The author differentiates between the mystic and his mystical experiences, and the metaphysics of mysticism. The mystic, he says, can not adequately state his experiences in terms of discursive reason, nevertheless the philosophy of mysticism is “the body of truth about the nature of ultimate reality and of our relationship to it to be derived from the content of mystical experience.” (Preface) He regards the Catholic church as the best vehicle of expression for this body of truth. The contents are: The divine immanence; Unity of God; The transcendence of God; The relation between the soul and God; Views of the mystic way; The negative way; The active night; Mystical experience previous to the night of spirit; The passive night of spirit; Purgatory and the passive night of spirit; The transforming union: or mystical marriage; On the mystical interpretation of Scripture; The witness of nature mysticism to the teaching of Catholic mysticism studied in the mysticism of Richard Jefferies; St John the poet; Epilogue; Notes.
Reviewed by G. E. Partridge
N Y Times p28 D 26 ’20 170w
“Mr Watkin’s book is written exclusively for his co-religionists, and others will not find it worth while to study it.”

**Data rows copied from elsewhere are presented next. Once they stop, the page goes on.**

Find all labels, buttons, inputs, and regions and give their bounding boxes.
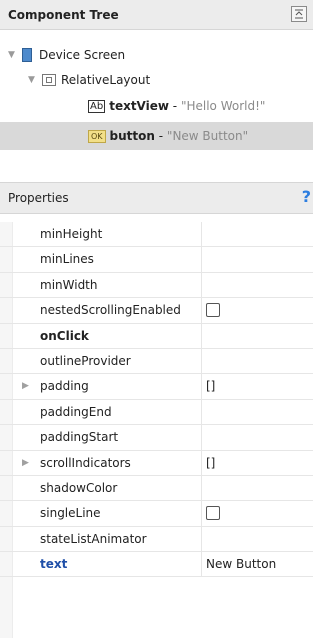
textview-icon: Ab xyxy=(88,99,106,113)
property-row-padding[interactable]: ▶ padding [] xyxy=(0,374,313,400)
property-name: text xyxy=(40,557,68,572)
column-divider xyxy=(201,374,202,399)
column-divider xyxy=(201,399,202,425)
column-divider xyxy=(201,348,202,374)
column-divider xyxy=(201,247,202,272)
tree-node-textview[interactable]: Ab textView - "Hello World!" xyxy=(88,95,265,117)
property-name: singleLine xyxy=(40,506,101,521)
property-row-paddingstart[interactable]: paddingStart xyxy=(0,425,313,451)
component-tree-header: Component Tree xyxy=(0,0,313,30)
property-row-scrollindicators[interactable]: ▶ scrollIndicators [] xyxy=(0,450,313,476)
property-row-outlineprovider[interactable]: outlineProvider xyxy=(0,348,313,375)
property-name: nestedScrollingEnabled xyxy=(40,303,181,318)
column-divider xyxy=(201,425,202,450)
column-divider xyxy=(201,222,202,247)
button-widget-icon: OK xyxy=(88,129,106,143)
tree-node-button[interactable]: OK button - "New Button" xyxy=(88,125,248,147)
property-name: padding xyxy=(40,379,89,394)
relative-layout-icon xyxy=(42,74,56,86)
column-divider xyxy=(201,552,202,577)
properties-title: Properties xyxy=(8,191,69,205)
property-row-onclick[interactable]: onClick xyxy=(0,323,313,349)
property-row-statelistanimator[interactable]: stateListAnimator xyxy=(0,526,313,553)
expand-arrow-icon[interactable]: ▶ xyxy=(22,458,29,468)
column-divider xyxy=(201,323,202,348)
device-screen-icon xyxy=(22,48,32,62)
column-divider xyxy=(201,526,202,552)
tree-node-name: textView xyxy=(109,99,169,113)
property-name: paddingStart xyxy=(40,430,119,445)
property-name: shadowColor xyxy=(40,480,118,495)
tree-node-relative-layout[interactable]: ▼ RelativeLayout xyxy=(28,69,150,91)
column-divider xyxy=(201,450,202,475)
property-name: stateListAnimator xyxy=(40,531,147,546)
collapse-all-icon[interactable] xyxy=(291,6,307,22)
property-value[interactable]: [] xyxy=(206,374,215,398)
property-row-text[interactable]: text New Button xyxy=(0,552,313,578)
property-row-singleline[interactable]: singleLine xyxy=(0,501,313,527)
tree-node-name: button xyxy=(109,129,155,143)
property-row-nestedscrollingenabled[interactable]: nestedScrollingEnabled xyxy=(0,298,313,324)
expand-arrow-icon[interactable]: ▶ xyxy=(22,381,29,391)
column-divider xyxy=(201,475,202,501)
property-row-minlines[interactable]: minLines xyxy=(0,247,313,273)
property-name: onClick xyxy=(40,328,89,343)
tree-node-separator: - xyxy=(168,99,181,113)
property-row-shadowcolor[interactable]: shadowColor xyxy=(0,475,313,502)
tree-node-label: Device Screen xyxy=(39,48,126,62)
property-name: minLines xyxy=(40,252,94,267)
property-name: minWidth xyxy=(40,277,98,292)
tree-node-value: "New Button" xyxy=(166,129,249,143)
property-name: paddingEnd xyxy=(40,404,112,419)
expand-arrow-icon[interactable]: ▼ xyxy=(8,50,22,60)
property-row-minwidth[interactable]: minWidth xyxy=(0,272,313,299)
tree-node-device-screen[interactable]: ▼ Device Screen xyxy=(8,44,125,66)
column-divider xyxy=(201,298,202,323)
properties-header: Properties ? xyxy=(0,182,313,214)
component-tree-title: Component Tree xyxy=(8,7,119,22)
property-value[interactable]: New Button xyxy=(206,552,276,576)
single-line-checkbox[interactable] xyxy=(206,506,220,521)
property-name: minHeight xyxy=(40,227,103,241)
nested-scrolling-checkbox[interactable] xyxy=(206,303,220,318)
property-row-paddingend[interactable]: paddingEnd xyxy=(0,399,313,426)
properties-table: minHeight minLines minWidth nestedScroll… xyxy=(0,222,313,578)
expand-arrow-icon[interactable]: ▼ xyxy=(28,75,42,85)
help-icon[interactable]: ? xyxy=(302,187,311,206)
column-divider xyxy=(201,272,202,298)
property-row-minheight[interactable]: minHeight xyxy=(0,222,313,248)
tree-node-value: "Hello World!" xyxy=(180,99,266,113)
tree-node-separator: - xyxy=(154,129,167,143)
property-value[interactable]: [] xyxy=(206,451,215,475)
property-name: outlineProvider xyxy=(40,353,131,368)
property-name: scrollIndicators xyxy=(40,455,131,470)
column-divider xyxy=(201,501,202,526)
tree-node-label: RelativeLayout xyxy=(61,73,151,87)
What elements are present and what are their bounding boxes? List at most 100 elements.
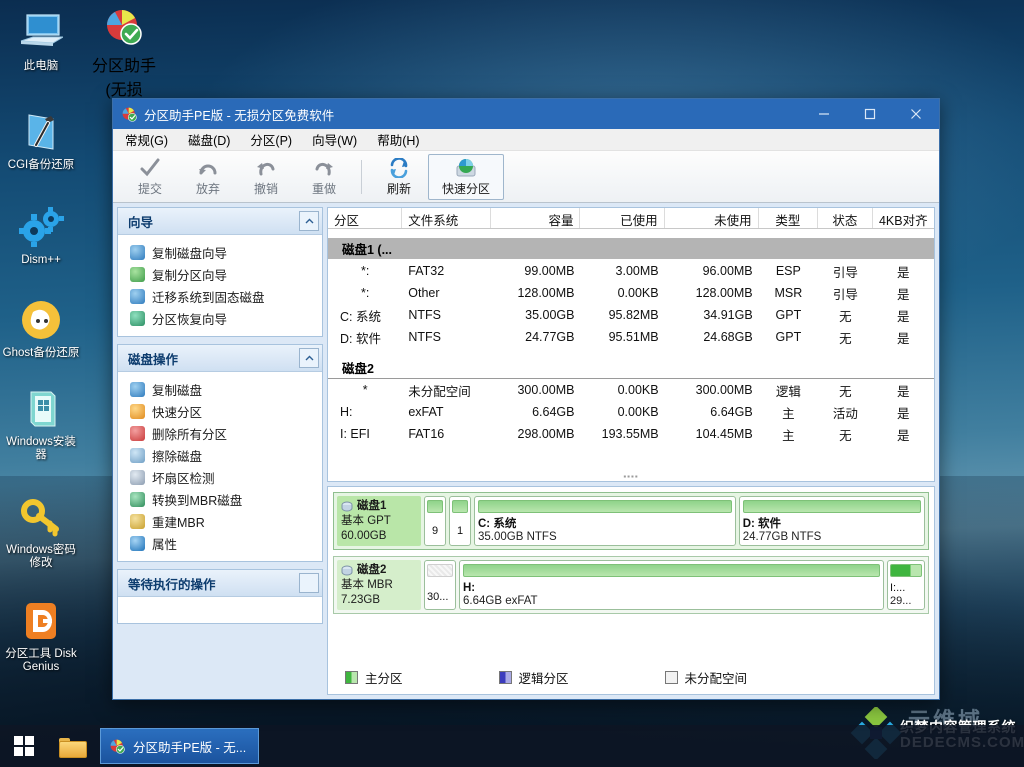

− The Times [London] Lit Sup p387 Je 17 ’20 420w
WATSON, E. L. GRANT. Deliverance. *$2 (2½c) Knopf
20–3264
The author tells us that in this his third novel he has tried to portray the spiritual emancipation of a woman whose “love for the increasing light of her own spirit ... becomes more precious than even the unique love of woman for man.” (Preface) The scene is laid in contemporary England. The principal characters are Susan Zalesky, who is brought up in the country by her aunt, Mrs Dorothy Tyler; Paul Zalesky, Susan’s father, a philanderer, who carries on a secret love affair with Dorothy; Tom Northover, the “primitive male,” who marries Susan but makes “no claims upon her soul”; Noel Sarret, a young painter with whom Tom, who believes that the only test of morality is “the sincerity of the emotion,” goes to live shortly before the birth of Susan’s child; and Martin Hyde, a gentle young painter who loves Susan.